A demonstration of rotating sound waves in free space and the transfer of their angular momentum to matter

We describe an apparatus for generating rotating sound waves in free space by superimposing two orthogonal standing modes with a quarter wave phase lag. The creation of a standing wave from the superposition of two counter-rotating waves is also possible with the same apparatus. The experiment permits direct measurement of both the amplitude and phase structure of the sound waves. A demonstration of angular momentum transfer from rotating acoustic waves to matter in free field is also described.

Time-domain simulations of the acoustic streaming produced by a propagating wave radiated by a circular piston

Results of numerical simulations of the sound field produced by a circular piston in a rigid baffled are presented. The aim was to calculate the acoustic streaming and the flow of mass generated by the sound field. For this purpose, the classical finite-difference time-domain method was implemented, and the complete equations of conservation of mass and conservation of momentum were used together with the state equation for and adiabatic process in and ideal gas. Thermal effects were neglected to simplify the problem. The obtained numerical results illustrate the applicability of the method. The simulations show that a net flow of mass is produced along the axis of the piston, which correspond to the jet-like wind effect in a beam of sound.

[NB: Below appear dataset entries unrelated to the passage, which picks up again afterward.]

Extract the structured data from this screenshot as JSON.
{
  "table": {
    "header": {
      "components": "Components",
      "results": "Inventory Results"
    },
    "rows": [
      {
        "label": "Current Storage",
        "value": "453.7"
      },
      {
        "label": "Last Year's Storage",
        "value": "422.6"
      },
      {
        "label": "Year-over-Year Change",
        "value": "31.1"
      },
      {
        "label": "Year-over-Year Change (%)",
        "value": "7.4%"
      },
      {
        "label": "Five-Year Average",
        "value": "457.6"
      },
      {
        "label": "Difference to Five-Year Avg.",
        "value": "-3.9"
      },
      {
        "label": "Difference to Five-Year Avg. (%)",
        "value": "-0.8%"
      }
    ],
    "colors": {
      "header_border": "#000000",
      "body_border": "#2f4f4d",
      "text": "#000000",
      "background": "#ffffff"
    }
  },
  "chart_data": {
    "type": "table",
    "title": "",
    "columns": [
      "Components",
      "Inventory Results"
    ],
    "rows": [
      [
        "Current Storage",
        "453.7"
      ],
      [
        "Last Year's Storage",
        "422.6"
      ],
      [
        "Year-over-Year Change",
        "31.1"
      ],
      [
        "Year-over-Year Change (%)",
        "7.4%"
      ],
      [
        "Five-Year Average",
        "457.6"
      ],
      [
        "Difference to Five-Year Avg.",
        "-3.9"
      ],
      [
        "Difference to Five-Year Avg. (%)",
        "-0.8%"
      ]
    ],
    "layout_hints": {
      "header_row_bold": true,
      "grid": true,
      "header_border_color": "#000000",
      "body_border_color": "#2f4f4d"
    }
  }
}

Numerical study of the acoustic streaming and mean excess pressure produced in a small gap between a vibrating surface and a thin boundary

In this paper, a circular plane piston located horizontally and immersed in water is considered, and a rigid pipe is assumed to be placed vertically with its lower end very closed to the vibrating surface. The general objective of the work has been to investigate the acoustic streaming produced in the gap between the piston and the lower end of the pipe, and to study the associated spatial distribution of the mean excess pressure in the fluid and the flow of mass. For this purpose, the classical finite-difference time-domain method has been implemented, and the complete equations of conservation of mass and conservation of momentum were used together with the state equation to a second order approximation for an adiabatic process. Thermal effects were neglected to simplify the problem. The obtained numerical results illustrate the applicability of the method. The simulations show that a net flow of mass is produced in the gap between the piston and the end of the tube. The results illustrate the dependence of the flow on the size of the gap, the thickness of the wall of the pipe, and its inner radius.

Analysis of oscillational instabilities in acoustic levitation using the finitedifference time-domain method

The aim of the work described in this paper has been to investigate the use of the finite-difference time-domain method to describe the interactions between a moving object and a sound field. The main objective was to simulate oscillational instabilities that appear in single-axis acoustic levitation devices and to describe their evolution in time to further understand the physical mechanism involved. The study shows that the method gives accurate results for steady state conditions, and that it is a promising tool for simulations with a moving object.

Experimental investigation on the jet-like acoustic streaming in front of an oscillating circular piston

Results of an experimental investigation on the sound field produced by a circular piston and the flow of air generated by the radiated acoustic wave are presented. The aim has been to create a strong jet-like wind by means of a beam of sound radiated by a powerful ultrasonic source, and to measure the speed of the airflow. The experimental data are compared with results of numerical simulations obtained by means of the finite-difference time-domain method. Two Langevin type transducers were used as the sound sources; one had a radiating surface with a diameter of 1.5 cm and the diameter of the other was 5 cm. The experimental results show that the speed of the airflow is more intense along the axis of the circular source, and that this flow extends along a larger distance for a source with a bigger diameter. The experimental data agree qualitatively well with the numerical simulations, but the obtained measurements were approximately twenty times larger than the values expected from the numerical simulations.